Birth and death of spiral waves in a network of Hindmarsh–Rose neurons with exponential magnetic flux and excitable media

Highlights

• An improved Hindmarsh–Rose model with external electromagnetic radiation and discontinuous exponential flux coupling is introduced.

• We propose a two-dimensional network of such Hindmarsh–Rose neurons.

• The spatiotemporal patterns of the network in different cases are presented.

• The effective factors on the formation of spiral waves are investigated.

Abstract

Spiral waves are spatiotemporal patterns, observed in complex networks of biological oscillators such as heart and brain. In this paper, at first a modified Hindmarsh–Rose model with external electromagnetic radiation and discontinuous exponential flux coupling is introduced. Then a 2-dimensional network of the proposed model is constructed. The spatiotemporal patterns of the network are investigated in two different cases of periodic and quasi-periodic external magnetic excitations, by varying the external force parameters. As a consequence, the effective factors on the formation and elimination of spiral waves are reported.

Introduction

Recently complex dynamical networks which are large sets of connected fundamental units, have attracted increasing attention in a variety of fields such as social, biological, mathematical, and engineering sciences [1]. One of the fascinating and remarkable phenomena in complex dynamical networks is displaying collective behaviors. Collective behavior is a significant property of complex systems and refers to the fact that the whole is more than the sum of components. Since complex networks are naturally spatiotemporal systems, pattern formation is observed in these systems [2]. Spatial patterns such as target patterns, spiral waves and scroll waves are examples of patterns emerging in complex systems such as Reaction–diffusion systems and neuronal networks [3], [4], [5].

Neuronal networks are complex dynamical networks that can exhibit many spatially structured activity states such as spatiotemporal chaos [6], stochastic resonance [7], synchronization [8], [9], [10], chimera states [11], [12], [13] and spiral waves [14], [15]. The network structure, the neural model and even considering the perturbation and noise, which is an intrinsic property of neuronal networks [16], [17], can effect on the patterns formation. Investigating these phenomena can bring new insights on neurons functioning [18]. Among the presented tools for studying the neuronal network, the mechanism of wave propagation is one of the most efficacious one [19]. Spiral wave is a kind of collective behaviors and can be found prevalently in nature [20], [21]. In fact, Spiral waves are a special propagation of non-linear waves that rotate around a center (known as a seed) which determines the waves dynamics [22].

It is of great importance to investigate the dynamics of spiral waves since they have been observed in the mammalian neocortex [23] and also cardiac arrhythmia [24]. It has been demonstrated that both atrial fibrillation and ventricular fibrillation occur as a result of spiral waves [25], [26]. A spiral seed in the heart fiber spins with a frequency higher than the hearts natural frequency and makes the heartbeat irregular [24]. Therefore, it can cause fibrillation. Thus, modeling and recognizing the structure of spiral waves formation can help designing methods to eliminate the spiral waves and control the fibrillations [27].

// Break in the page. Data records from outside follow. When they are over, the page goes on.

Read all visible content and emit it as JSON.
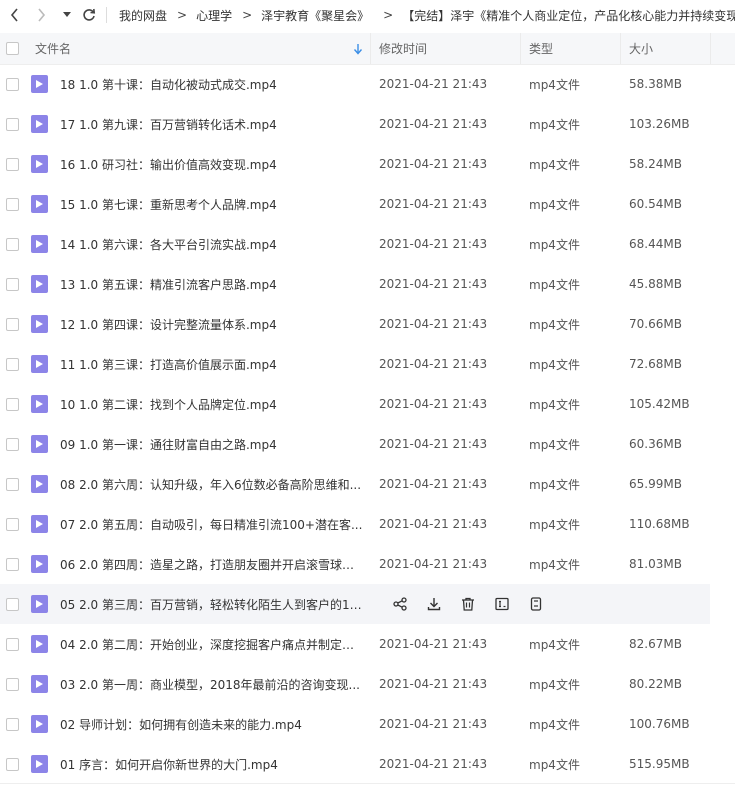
{
  "toolbar": {
    "back_icon": "chevron-left-icon",
    "forward_icon": "chevron-right-icon",
    "dropdown_icon": "caret-down-icon",
    "refresh_icon": "refresh-icon",
    "breadcrumb": [
      "我的网盘",
      "心理学",
      "泽宇教育《聚星会》",
      "【完结】泽宇《精准个人商业定位，产品化核心能力并持续变现》"
    ]
  },
  "table": {
    "columns": {
      "name": "文件名",
      "modified": "修改时间",
      "type": "类型",
      "size": "大小"
    },
    "sort_icon": "sort-down-arrow-icon",
    "rows": [
      {
        "name": "18 1.0 第十课：自动化被动式成交.mp4",
        "modified": "2021-04-21 21:43",
        "type": "mp4文件",
        "size": "58.38MB"
      },
      {
        "name": "17 1.0 第九课：百万营销转化话术.mp4",
        "modified": "2021-04-21 21:43",
        "type": "mp4文件",
        "size": "103.26MB"
      },
      {
        "name": "16 1.0 研习社：输出价值高效变现.mp4",
        "modified": "2021-04-21 21:43",
        "type": "mp4文件",
        "size": "58.24MB"
      },
      {
        "name": "15 1.0 第七课：重新思考个人品牌.mp4",
        "modified": "2021-04-21 21:43",
        "type": "mp4文件",
        "size": "60.54MB"
      },
      {
        "name": "14 1.0 第六课：各大平台引流实战.mp4",
        "modified": "2021-04-21 21:43",
        "type": "mp4文件",
        "size": "68.44MB"
      },
      {
        "name": "13 1.0 第五课：精准引流客户思路.mp4",
        "modified": "2021-04-21 21:43",
        "type": "mp4文件",
        "size": "45.88MB"
      },
      {
        "name": "12 1.0 第四课：设计完整流量体系.mp4",
        "modified": "2021-04-21 21:43",
        "type": "mp4文件",
        "size": "70.66MB"
      },
      {
        "name": "11 1.0 第三课：打造高价值展示面.mp4",
        "modified": "2021-04-21 21:43",
        "type": "mp4文件",
        "size": "72.68MB"
      },
      {
        "name": "10 1.0 第二课：找到个人品牌定位.mp4",
        "modified": "2021-04-21 21:43",
        "type": "mp4文件",
        "size": "105.42MB"
      },
      {
        "name": "09 1.0 第一课：通往财富自由之路.mp4",
        "modified": "2021-04-21 21:43",
        "type": "mp4文件",
        "size": "60.36MB"
      },
      {
        "name": "08 2.0 第六周：认知升级，年入6位数必备高阶思维和...",
        "modified": "2021-04-21 21:43",
        "type": "mp4文件",
        "size": "65.99MB"
      },
      {
        "name": "07 2.0 第五周：自动吸引，每日精准引流100+潜在客...",
        "modified": "2021-04-21 21:43",
        "type": "mp4文件",
        "size": "110.68MB"
      },
      {
        "name": "06 2.0 第四周：造星之路，打造朋友圈并开启滚雪球模...",
        "modified": "2021-04-21 21:43",
        "type": "mp4文件",
        "size": "81.03MB"
      },
      {
        "name": "05 2.0 第三周：百万营销，轻松转化陌生人到客户的12...",
        "hover": true
      },
      {
        "name": "04 2.0 第二周：开始创业，深度挖掘客户痛点并制定服...",
        "modified": "2021-04-21 21:43",
        "type": "mp4文件",
        "size": "82.67MB"
      },
      {
        "name": "03 2.0 第一周：商业模型，2018年最前沿的咨询变现...",
        "modified": "2021-04-21 21:43",
        "type": "mp4文件",
        "size": "80.22MB"
      },
      {
        "name": "02 导师计划：如何拥有创造未来的能力.mp4",
        "modified": "2021-04-21 21:43",
        "type": "mp4文件",
        "size": "100.76MB"
      },
      {
        "name": "01 序言：如何开启你新世界的大门.mp4",
        "modified": "2021-04-21 21:43",
        "type": "mp4文件",
        "size": "515.95MB"
      }
    ],
    "hover_actions": [
      "share-icon",
      "download-icon",
      "delete-icon",
      "rename-icon",
      "more-icon"
    ]
  },
  "colors": {
    "file_icon": "#8c84e8",
    "hover_row": "#f4f5f8",
    "header_bg": "#f6f7f9",
    "sort_arrow": "#3b8ee6"
  }
}
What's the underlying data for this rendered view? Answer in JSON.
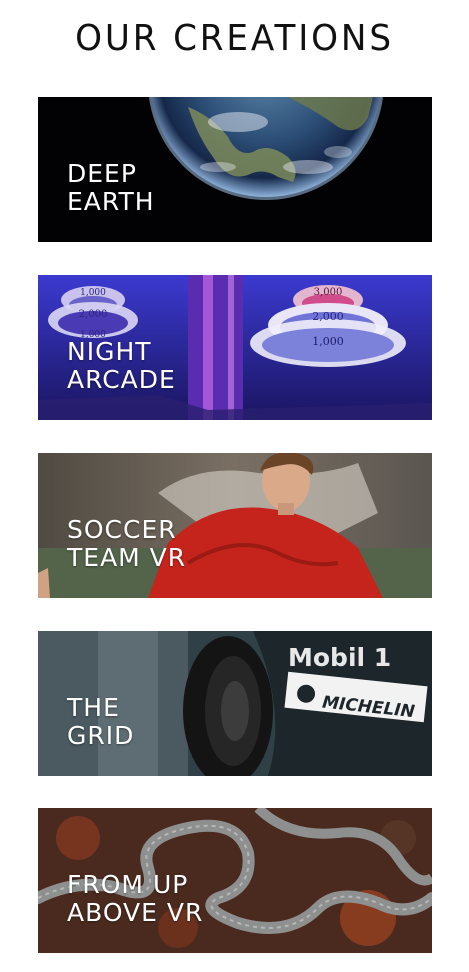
{
  "heading": "OUR CREATIONS",
  "cards": [
    {
      "label": "DEEP\nEARTH",
      "image": "earth-from-space"
    },
    {
      "label": "NIGHT\nARCADE",
      "image": "skee-ball-arcade"
    },
    {
      "label": "SOCCER\nTEAM VR",
      "image": "soccer-player"
    },
    {
      "label": "THE\nGRID",
      "image": "race-car-tire",
      "sponsor_text": [
        "Mobil 1",
        "MICHELIN"
      ]
    },
    {
      "label": "FROM UP\nABOVE VR",
      "image": "winding-road-aerial"
    }
  ],
  "arcade_numbers": [
    "1,000",
    "2,000",
    "1,000",
    "3,000",
    "2,000",
    "1,000"
  ],
  "colors": {
    "accent": "#ffffff",
    "text": "#111111"
  }
}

Many works have been done on the formation and analysis of spiral waves in neuronal networks in the recent years. Wang et. al. [28] studied the influence of the network structure on the stability of spiral waves. They observed that by adding random links to the regular network, the spiral waves start to disappear and instead other spatial patterns are formed. Rostami et. al. [29] considered the interaction between the obstacle and the wavefronts and found that this interaction can lead to spiral waves and reentry. Gabi and Ogawa [30] investigated spiral wave and periodic traveling wave instability in partial differential equations model of cardiac excitation and showed the pattern of the front and the back interaction in one and two dimensions. There are also some schemes for suppressing and controlling the spiral waves [31], [32]. As an example, Yuan et.al. [32] applied a one-channel feedback to control the spiral waves in the complex Ginzburg Landau equation.

In this paper we study the effect of an external electromagnetic excitation in a Hindmarsh–Rose neuronal network on spiral waves formation. We use exponential magnetic induction in our model which refers to ion currents flow across the membrane.

The paper is organized as follows. In the following section, the mathematical model of the modified HR model and neuronal network is described. Section 3 describes the numerical method and presents the resulting dynamics. Finally, conclusions are given in Section 4.